Fashion retailer Hennes & Mauritz (H&M) says its United States sales have not been affected by a trade union campaign against it, despite the union vowing to continue its attack.

According to Unite, a 250,000-member labour group representing US textile workers, H&M is guilty of not allowing workers to organise.

However, H&M investor relations manager Clas-Henric Enhorning said the high street giant was "not anti-union", despite Unite's call for a 'card count' among staff that would make a union agreement mandatory if 50 per cent of workers had signed up for union cards.

"If half of the workers in the United States want a union agreement, we will make one," Enhorning said.

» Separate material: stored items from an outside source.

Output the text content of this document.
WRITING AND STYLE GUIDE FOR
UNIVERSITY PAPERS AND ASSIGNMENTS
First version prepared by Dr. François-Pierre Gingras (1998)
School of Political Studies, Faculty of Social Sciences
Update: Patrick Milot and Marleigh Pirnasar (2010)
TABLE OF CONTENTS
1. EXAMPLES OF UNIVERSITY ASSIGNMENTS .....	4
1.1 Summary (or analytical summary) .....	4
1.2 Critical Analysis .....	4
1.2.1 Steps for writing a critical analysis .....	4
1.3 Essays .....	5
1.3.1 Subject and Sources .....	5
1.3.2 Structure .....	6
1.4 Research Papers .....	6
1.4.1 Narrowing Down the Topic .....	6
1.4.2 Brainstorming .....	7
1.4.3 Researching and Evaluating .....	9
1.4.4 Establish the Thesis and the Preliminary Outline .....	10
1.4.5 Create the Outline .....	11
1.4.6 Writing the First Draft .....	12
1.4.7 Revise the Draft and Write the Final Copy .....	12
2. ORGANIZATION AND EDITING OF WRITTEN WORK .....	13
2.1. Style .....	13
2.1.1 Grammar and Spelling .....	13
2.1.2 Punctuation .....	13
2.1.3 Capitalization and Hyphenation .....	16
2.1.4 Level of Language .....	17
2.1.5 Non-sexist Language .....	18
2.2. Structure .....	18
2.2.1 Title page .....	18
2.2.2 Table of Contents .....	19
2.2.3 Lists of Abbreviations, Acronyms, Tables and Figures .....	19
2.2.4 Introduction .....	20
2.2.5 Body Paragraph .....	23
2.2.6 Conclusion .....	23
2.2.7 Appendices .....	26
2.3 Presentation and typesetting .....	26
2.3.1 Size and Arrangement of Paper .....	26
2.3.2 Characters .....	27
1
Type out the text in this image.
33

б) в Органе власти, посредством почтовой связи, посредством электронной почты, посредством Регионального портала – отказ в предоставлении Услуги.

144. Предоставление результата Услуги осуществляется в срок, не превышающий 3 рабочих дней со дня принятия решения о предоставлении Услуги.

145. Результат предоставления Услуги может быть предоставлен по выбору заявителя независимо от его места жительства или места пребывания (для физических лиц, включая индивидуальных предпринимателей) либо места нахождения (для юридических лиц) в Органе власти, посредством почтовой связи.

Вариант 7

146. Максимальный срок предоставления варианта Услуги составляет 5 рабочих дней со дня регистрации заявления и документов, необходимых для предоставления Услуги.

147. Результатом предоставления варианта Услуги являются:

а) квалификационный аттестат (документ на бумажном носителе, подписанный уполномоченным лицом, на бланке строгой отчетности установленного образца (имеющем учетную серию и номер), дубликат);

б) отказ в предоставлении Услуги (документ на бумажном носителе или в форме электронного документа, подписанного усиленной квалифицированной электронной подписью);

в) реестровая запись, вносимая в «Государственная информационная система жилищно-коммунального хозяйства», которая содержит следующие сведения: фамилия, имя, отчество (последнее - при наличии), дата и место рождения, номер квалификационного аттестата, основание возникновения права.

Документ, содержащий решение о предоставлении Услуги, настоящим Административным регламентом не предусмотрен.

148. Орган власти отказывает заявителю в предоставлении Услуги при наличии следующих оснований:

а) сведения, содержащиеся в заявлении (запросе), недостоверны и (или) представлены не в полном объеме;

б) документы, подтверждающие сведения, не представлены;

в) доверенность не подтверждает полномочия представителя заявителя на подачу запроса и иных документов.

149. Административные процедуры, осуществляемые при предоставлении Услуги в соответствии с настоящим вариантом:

He added that a secret vote, which could be arranged at the request of 25 per cent of workers, was more preferable for H&M.

Meanwhile, Unite spokesman Scott Zdrazil said the group was "continuing to mobilise other union activists' support" against the retailer.

"As H&M expands in the United States, the actions and protests continue," he said.

"We want negotiations now, and concrete results."

So far, protests have included the placement of a giant plastic skunk outside the H&M store on Manhattan's 5th Avenue, one of the world's busiest shopping strips.

Despite the lengths Unite has gone to, Enhorning claimed H&M had not seen a negative sales impact from the protests.

"These kinds of events happen quite often in the US, and the customers don't seem to care that much," he said.

Swedish H&M has operated in the US since 2000.